In that case, the guard was walking down to the basement at work to change into his uniform before the start of his shift. He slipped and fell head-first. An hour later, someone found him at the bottom of the stairs, unable to move. He was taken to the ER, where he was diagnosed with a spinal injury and partial paralysis.
The claimant said he slipped because there were snow flurries and rain that day and employees tracked snow onto the stairs, causing them to become slick. He said he did not feel faint or lose consciousness before falling and that it had been a long while since he last had alcohol. The ER doctor’s findings were consistent with those assertions.
The company denied the guard's worker’s compensation claim, contending the accident happened because the employee had consumed alcohol sometime prior to the fall, or that he fainted. The company also provided evidence that it did not snow the night prior to the incident.
For a workplace injury to be compensable, it must arise out of and in the course of a claimant's employment.
Was the security guard’s claim compensable?
A. No. Under New York law, it is presumed that an unwitnessed injury has an idiopathic (personal) cause, such as a pre-existing health condition.

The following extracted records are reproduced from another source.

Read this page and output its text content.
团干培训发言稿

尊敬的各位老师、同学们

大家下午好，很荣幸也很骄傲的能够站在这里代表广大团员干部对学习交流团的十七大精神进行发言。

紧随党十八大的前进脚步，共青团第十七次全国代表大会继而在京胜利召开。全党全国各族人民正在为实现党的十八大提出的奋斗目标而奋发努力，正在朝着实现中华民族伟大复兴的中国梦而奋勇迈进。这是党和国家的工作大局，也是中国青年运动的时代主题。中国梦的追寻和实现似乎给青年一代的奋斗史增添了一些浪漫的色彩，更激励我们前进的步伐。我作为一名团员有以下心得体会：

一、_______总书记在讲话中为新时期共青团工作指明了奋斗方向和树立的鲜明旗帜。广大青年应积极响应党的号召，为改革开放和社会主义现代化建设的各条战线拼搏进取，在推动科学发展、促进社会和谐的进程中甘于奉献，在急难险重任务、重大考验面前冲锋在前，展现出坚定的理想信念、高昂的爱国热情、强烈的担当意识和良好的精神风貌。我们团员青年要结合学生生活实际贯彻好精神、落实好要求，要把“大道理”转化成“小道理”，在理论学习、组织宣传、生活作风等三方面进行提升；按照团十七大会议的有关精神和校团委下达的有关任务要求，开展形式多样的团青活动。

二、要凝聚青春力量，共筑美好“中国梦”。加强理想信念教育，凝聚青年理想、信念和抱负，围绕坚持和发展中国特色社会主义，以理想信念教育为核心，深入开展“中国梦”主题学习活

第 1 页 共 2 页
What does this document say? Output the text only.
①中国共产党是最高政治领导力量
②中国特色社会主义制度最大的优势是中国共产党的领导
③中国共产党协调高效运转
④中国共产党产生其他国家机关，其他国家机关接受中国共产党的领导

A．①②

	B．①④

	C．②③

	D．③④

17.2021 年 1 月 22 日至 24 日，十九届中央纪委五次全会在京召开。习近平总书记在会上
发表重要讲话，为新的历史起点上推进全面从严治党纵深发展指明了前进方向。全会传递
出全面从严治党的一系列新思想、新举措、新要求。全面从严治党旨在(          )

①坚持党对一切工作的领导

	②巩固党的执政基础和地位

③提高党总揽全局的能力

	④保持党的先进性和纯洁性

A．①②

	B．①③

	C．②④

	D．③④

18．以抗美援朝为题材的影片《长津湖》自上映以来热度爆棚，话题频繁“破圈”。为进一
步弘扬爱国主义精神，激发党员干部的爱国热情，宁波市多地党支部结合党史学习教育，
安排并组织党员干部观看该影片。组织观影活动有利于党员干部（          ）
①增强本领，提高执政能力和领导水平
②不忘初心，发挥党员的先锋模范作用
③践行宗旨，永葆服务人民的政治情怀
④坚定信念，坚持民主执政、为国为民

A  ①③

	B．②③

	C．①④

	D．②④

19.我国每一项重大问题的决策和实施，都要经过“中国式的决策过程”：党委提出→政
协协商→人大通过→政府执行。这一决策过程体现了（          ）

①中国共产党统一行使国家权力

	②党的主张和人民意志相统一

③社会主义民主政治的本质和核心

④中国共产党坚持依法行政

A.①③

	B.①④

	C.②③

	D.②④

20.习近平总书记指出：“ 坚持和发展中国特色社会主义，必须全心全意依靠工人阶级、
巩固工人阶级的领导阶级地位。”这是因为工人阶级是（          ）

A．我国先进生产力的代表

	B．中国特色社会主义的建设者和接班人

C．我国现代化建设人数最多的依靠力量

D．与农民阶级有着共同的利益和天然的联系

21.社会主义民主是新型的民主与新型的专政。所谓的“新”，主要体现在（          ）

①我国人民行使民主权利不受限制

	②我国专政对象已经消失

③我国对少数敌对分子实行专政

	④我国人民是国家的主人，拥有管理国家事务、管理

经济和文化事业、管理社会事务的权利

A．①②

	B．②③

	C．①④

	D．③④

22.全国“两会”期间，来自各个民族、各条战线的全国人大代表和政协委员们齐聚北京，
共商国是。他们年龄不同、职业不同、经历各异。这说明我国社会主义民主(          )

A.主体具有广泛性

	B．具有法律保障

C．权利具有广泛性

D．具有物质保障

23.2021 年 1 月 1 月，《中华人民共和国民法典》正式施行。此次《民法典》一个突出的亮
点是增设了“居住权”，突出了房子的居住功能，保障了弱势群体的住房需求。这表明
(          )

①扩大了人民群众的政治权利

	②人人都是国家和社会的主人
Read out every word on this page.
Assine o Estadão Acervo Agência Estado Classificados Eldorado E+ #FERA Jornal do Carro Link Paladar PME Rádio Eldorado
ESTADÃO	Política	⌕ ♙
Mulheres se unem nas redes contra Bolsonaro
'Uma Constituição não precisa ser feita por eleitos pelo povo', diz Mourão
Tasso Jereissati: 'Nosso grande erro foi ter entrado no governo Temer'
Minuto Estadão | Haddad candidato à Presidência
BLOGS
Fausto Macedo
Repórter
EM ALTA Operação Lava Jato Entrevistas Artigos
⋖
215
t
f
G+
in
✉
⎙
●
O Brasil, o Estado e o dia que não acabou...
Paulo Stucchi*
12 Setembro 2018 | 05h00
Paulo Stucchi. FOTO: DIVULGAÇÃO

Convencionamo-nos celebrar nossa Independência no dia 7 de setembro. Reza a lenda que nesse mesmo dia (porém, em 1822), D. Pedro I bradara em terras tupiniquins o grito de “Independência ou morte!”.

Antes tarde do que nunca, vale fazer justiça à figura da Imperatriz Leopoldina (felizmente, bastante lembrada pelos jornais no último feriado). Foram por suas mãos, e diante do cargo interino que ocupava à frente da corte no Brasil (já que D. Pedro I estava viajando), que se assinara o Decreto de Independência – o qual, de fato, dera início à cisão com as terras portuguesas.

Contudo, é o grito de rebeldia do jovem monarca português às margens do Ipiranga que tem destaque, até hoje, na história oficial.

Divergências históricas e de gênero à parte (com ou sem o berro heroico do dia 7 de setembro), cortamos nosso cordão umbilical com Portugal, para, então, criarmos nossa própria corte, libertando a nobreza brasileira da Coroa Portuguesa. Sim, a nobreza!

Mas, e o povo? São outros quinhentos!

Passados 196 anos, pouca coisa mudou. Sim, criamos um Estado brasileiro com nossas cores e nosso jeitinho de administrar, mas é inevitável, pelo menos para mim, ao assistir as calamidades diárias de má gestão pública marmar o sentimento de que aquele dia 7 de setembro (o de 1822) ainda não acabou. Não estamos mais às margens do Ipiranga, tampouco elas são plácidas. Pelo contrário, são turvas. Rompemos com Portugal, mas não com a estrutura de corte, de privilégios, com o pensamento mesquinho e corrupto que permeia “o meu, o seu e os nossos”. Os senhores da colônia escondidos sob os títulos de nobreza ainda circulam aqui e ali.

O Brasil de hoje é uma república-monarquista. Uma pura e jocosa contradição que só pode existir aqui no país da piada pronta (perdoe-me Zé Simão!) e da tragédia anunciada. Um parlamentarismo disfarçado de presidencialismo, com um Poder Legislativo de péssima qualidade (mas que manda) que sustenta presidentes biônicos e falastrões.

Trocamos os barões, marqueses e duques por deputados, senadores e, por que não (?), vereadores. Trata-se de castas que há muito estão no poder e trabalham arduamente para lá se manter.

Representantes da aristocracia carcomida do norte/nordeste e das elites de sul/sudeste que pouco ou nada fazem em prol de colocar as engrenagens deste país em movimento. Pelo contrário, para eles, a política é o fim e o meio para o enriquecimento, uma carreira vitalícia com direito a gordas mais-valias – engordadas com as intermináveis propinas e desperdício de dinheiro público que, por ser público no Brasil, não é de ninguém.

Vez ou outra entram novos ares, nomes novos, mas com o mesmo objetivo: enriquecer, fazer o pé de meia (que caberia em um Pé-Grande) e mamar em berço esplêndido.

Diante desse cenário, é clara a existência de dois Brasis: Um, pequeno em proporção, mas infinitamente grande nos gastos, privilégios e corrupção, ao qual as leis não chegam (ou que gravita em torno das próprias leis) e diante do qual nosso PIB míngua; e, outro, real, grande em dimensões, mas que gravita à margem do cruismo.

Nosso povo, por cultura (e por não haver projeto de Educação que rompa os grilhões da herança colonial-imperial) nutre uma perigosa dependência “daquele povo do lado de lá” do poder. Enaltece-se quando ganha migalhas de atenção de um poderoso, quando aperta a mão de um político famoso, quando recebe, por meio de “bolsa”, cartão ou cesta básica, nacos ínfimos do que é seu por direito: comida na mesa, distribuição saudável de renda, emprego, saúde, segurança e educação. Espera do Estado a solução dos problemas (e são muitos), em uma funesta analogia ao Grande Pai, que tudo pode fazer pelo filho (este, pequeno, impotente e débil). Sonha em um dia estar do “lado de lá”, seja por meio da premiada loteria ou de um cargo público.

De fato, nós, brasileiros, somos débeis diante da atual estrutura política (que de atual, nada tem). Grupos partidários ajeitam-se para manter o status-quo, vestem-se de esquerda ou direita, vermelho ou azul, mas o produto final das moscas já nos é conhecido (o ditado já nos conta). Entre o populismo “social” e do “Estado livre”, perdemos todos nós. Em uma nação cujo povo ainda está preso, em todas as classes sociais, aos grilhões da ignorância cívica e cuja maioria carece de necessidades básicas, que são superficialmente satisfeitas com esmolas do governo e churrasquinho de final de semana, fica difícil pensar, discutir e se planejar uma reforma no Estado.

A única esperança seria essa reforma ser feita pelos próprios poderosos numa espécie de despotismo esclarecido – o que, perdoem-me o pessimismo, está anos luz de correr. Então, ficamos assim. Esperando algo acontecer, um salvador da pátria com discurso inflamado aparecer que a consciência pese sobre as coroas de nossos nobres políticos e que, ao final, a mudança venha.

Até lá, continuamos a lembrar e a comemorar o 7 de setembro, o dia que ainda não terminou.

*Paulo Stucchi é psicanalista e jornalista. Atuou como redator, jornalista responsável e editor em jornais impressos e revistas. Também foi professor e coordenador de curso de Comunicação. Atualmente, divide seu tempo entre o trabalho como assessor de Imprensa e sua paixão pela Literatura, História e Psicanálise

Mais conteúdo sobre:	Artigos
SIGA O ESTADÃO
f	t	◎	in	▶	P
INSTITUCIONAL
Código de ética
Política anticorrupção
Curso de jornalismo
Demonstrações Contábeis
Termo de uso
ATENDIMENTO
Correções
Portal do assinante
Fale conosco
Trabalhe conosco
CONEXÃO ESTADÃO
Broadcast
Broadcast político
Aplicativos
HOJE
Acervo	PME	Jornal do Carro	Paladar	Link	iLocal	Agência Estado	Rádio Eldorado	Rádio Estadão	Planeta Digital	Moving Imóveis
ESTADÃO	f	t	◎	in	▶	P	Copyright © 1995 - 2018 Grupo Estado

The claimant has to put forward evidence to overcome that presumption.
B. Yes. The employer didn’t provide evidence that the fall was triggered by a health condition personal to the claimant.
If you selected B, you agreed with the court in Mondesir v. Allied Universal, No. CV-24-1910 (N.Y. App. Div. 03/26/26), which found the claim compensable.
The court explained that in New York, when an accident is unwitnessed or unexplained, it is presumed to be compensable. It’s up to the employer to come up with substantial evidence to overcome that presumption, such as testimony or other information indicating that some existing medical condition precipitated the injury.
Here, the claimant was entitled to the presumption of compensability and the employer failed to overcome it. It didn’t, for example, provide any medical opinions connecting the fall to some existing medical condition or other reason personal to the claimant.
The court affirmed the workers’ compensation board’s conclusion that the injury arose out of and in the course of employment.